Suddenly there's a burst of laughter from the technicians. Then an indistinct comment, and more chuckling. Their conversation resumes. Perhaps it was a lull. Perhaps they were listening. Jesus, this is freaking me out. But my wife was right: if I think I've got it bad, I just need to remember what my wife has to go through for the sake of this cycle of treatment. Here treatment will be much more invasive, and a great deal more painful.

The technicians are, I'm sure, professional people. I'm sure they are just as annoyed about the thin wall as we sample-producers are. I love the NHS as much as the next Englishman, but God in heaven, this building - erected as a temporary measure in the 1970s, I expect - is a disgrace.

What's more impressive, now I stop to think about it, is that this room is as clean as it is. Whose job is it, I wonder, to check this room over after every man has been inside, taking as long as he needs? Does that person shudder with expectant horror before opening the door? Do they change those perfectly adjusted bed sheets after every visit, just in case? How often is the armchair inspected, and how closely? Just how messy does this place get? As soon as I think of each of these questions, I know immediately that I don't wish to know the answers.

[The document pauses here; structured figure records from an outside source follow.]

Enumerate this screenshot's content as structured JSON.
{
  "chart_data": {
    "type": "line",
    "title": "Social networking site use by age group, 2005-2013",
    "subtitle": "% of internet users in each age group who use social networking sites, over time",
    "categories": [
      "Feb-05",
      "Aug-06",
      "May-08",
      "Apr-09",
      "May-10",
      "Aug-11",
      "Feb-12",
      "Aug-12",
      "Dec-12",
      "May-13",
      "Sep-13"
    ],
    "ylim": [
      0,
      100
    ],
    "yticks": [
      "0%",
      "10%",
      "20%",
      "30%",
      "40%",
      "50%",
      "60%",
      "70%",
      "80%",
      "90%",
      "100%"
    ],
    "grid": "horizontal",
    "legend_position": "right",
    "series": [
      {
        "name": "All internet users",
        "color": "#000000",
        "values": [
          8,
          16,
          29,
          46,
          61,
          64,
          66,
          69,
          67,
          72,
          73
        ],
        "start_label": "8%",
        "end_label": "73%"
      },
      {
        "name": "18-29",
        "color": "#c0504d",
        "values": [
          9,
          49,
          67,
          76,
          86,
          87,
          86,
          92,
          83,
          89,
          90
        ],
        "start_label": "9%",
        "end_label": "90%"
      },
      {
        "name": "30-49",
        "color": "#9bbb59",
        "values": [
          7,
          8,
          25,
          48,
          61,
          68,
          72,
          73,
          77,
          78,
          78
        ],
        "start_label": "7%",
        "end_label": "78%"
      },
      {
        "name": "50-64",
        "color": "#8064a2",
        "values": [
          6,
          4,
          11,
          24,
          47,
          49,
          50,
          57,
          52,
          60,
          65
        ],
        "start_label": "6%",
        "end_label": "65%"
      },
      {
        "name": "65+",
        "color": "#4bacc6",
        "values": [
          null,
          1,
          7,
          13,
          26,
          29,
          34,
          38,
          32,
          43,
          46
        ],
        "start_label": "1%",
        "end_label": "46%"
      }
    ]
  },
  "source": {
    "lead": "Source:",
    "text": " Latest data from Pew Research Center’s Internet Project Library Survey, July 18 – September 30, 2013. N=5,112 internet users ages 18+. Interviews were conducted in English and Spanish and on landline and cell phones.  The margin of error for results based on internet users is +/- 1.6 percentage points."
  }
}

No wonder the nurse keeps the cheerful expression so rigidly affixed to her face. You'd have to be cheerful to work here.

Before leaving, I look around once more. The drawer is closed, just as I left it after opening. The sink is clean, washed as thoroughly as my hands. The bed and armchair are untouched, at least by me. The Blue Room looks exactly as it did when I arrived. As if I was never here.

I take a deep inward breath before unlocking and opening the door, stepping out into the corridor, and quickly posting my sample through the little slot. Momentarily, I see the in-tray it lands upon, and glimpse the bright, sunlit, laboratory-clean air of the room beyond. The conversation in there continues even as the plastic pot holding the fruits of my productive output makes its landing. A new pot is no big deal for these technicians. It's just another experiment to run.

I walk back along the corridor, slightly light-headed. Not with the physical effort of producing my sample, but with the astonishing feeling of exposure. Every person in this building, staff and patients alike, knows what a man walking along this corridor, in this direction, has just done. They know where he has done it. They know he's just emerged from the Blue Room. There are no secrets here. I try to hold my head high and my gaze directly in front of me, knowing that there's no shame in it, that there's no need for anyone to judge me. I have done what was required of me. It was required because infertility clinics need to test the fertility, or otherwise, of everyone who walks through their door. It was a medical procedure, and nothing more.

I knock on the consultant's door and sit down once again next to my wife. We cast looks at each other. My look says: "I just masturbated into a plastic pot in a place called the Blue Room."

And to my great relief, her look says: "I love you."